Toot and Puddle Let It Snow - Toot and Puddle have also turned up in a number of adventures by famed artist Holly Hobbie. In this story, the two porcine friends are caught up in musings over what to get each other for Christmas. This book should strike a chord with anyone who has ever had difficulty in deciding what gift to give a friend or family member. Each friend thinks the matter through with extreme care, coming up with something unique and heartfelt. As sweet as the story itself is, the gentle watercolors, full of understated earth tones, whisk the reader off into a simpler world. As an added bonus, the book comes with four Christmas tree ornaments.

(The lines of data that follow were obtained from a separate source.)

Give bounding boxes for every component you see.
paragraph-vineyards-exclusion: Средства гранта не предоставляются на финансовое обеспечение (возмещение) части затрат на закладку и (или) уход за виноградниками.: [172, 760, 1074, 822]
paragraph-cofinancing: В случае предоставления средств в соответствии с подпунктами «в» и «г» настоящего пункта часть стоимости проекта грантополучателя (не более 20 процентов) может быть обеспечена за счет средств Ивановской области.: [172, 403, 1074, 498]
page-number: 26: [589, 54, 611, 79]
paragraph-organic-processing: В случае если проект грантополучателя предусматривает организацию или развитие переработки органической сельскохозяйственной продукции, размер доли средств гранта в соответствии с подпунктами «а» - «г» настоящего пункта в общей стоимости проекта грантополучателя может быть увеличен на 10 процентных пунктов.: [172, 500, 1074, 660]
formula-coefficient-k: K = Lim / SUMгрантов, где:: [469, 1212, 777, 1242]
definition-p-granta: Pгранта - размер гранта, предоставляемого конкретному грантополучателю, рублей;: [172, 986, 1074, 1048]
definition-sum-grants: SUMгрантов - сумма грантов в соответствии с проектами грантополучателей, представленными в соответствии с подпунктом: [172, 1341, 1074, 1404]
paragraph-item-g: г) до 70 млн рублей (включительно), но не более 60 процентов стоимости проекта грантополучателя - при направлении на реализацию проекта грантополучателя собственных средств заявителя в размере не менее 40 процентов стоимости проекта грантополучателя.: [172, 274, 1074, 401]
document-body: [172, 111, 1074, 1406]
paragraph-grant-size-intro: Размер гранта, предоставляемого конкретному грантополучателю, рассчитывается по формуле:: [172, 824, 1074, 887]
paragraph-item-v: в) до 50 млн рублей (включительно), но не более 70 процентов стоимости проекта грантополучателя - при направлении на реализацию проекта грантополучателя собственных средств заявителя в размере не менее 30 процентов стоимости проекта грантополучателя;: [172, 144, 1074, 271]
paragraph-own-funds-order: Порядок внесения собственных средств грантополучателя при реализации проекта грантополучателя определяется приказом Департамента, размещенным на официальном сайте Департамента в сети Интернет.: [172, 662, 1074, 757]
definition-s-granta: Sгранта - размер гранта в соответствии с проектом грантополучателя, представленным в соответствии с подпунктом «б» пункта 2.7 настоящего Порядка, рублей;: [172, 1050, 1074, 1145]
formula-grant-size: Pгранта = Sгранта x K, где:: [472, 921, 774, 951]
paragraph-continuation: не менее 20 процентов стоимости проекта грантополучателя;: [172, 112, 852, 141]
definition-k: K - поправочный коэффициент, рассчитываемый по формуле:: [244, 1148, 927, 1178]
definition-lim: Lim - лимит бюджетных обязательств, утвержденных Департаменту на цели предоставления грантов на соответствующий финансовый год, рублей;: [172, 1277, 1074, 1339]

Merry Christmas, Geraldine - Of all the pigs in this list, Geraldine probably acts the piggiest, at least by the end of the story. While Crispin starts off as a selfish brat, he undergoes a significant change. Geraldine doesn't quite seem to manage it in this story by Holly Keller. She wants a gigantic Christmas tree. A tree so big that its top will scrape the ceiling. Mom assures her that such a big conifer will be too impractical, but when Geraldine goes to collect the tree, she ignores her mother's instructions, along with the urging of her little brother to remember the directions she was given. While Geraldine occasionally shows concern and affection for her brother Willie throughout the book, for the most part, she disregards him, treating him as an inconvenience, and she's more concerned with her particular vision of Christmas than she is about his well-being. The book concludes with everyone content, but Geraldine hasn't learned anything, and Willie is completely worn out from his ordeal with his sister. I suppose Geraldine gets points for sticking to her guns, but in this context, it's not much of an admirable trait. This is one pig whose behavior youngsters would do best not to emulate.

Merry Christmas, Amanda & April - In this book, Amanda is a pig rather like Geraldine. She has a younger sibling - in this case, a sister named April. She also has a very difficult time following directions. But Amanda also has a compassionate spirit, as well as an awareness of her own failings. As the story begins, she worries that her behavior might not be good enough to land her a spot on the "nice" list. Throughout the story, she tries to overcome her selfish impulses, but whether she's hiding April's hat so she can't accompany her on her trek to the store or sledding in the park instead of going directly to the store for baking supplies, she has a habit of faltering. In one key instance, however, she is moved to be generous and selfless with no urging from outside sources. A sweet story about sisterhood and forgiveness, with fun illustrations full of pig-specific details that add to the enjoyment.

Christmas Without a Tree - Charlie is a sweet little pig who is excited for his family's Christmas preparations. He worries, however, because his crotchety neighbor, a reclusive badger, doesn't seem to have caught the Christmas spirit. His house is devoid of decorations, and he snarls at passersby. Instead of being affronted by his unfriendliness, Charlie feels sorry for him and plots a way to bring his neighbor a happy holiday. Elizabeth Rodger's illustration style reminds me of Richard Scarry, who has long been one of my favorite creators of children's books, but it's the story itself that really impresses me as Charlie's consideration makes him the most precious pig on this list.

If pigs make you go pink with pleasure, check out some of these picture books. With an oink, oink here and an oink, oink there, these pigs - or at least most of them - will help you to get into the Christmas spirit.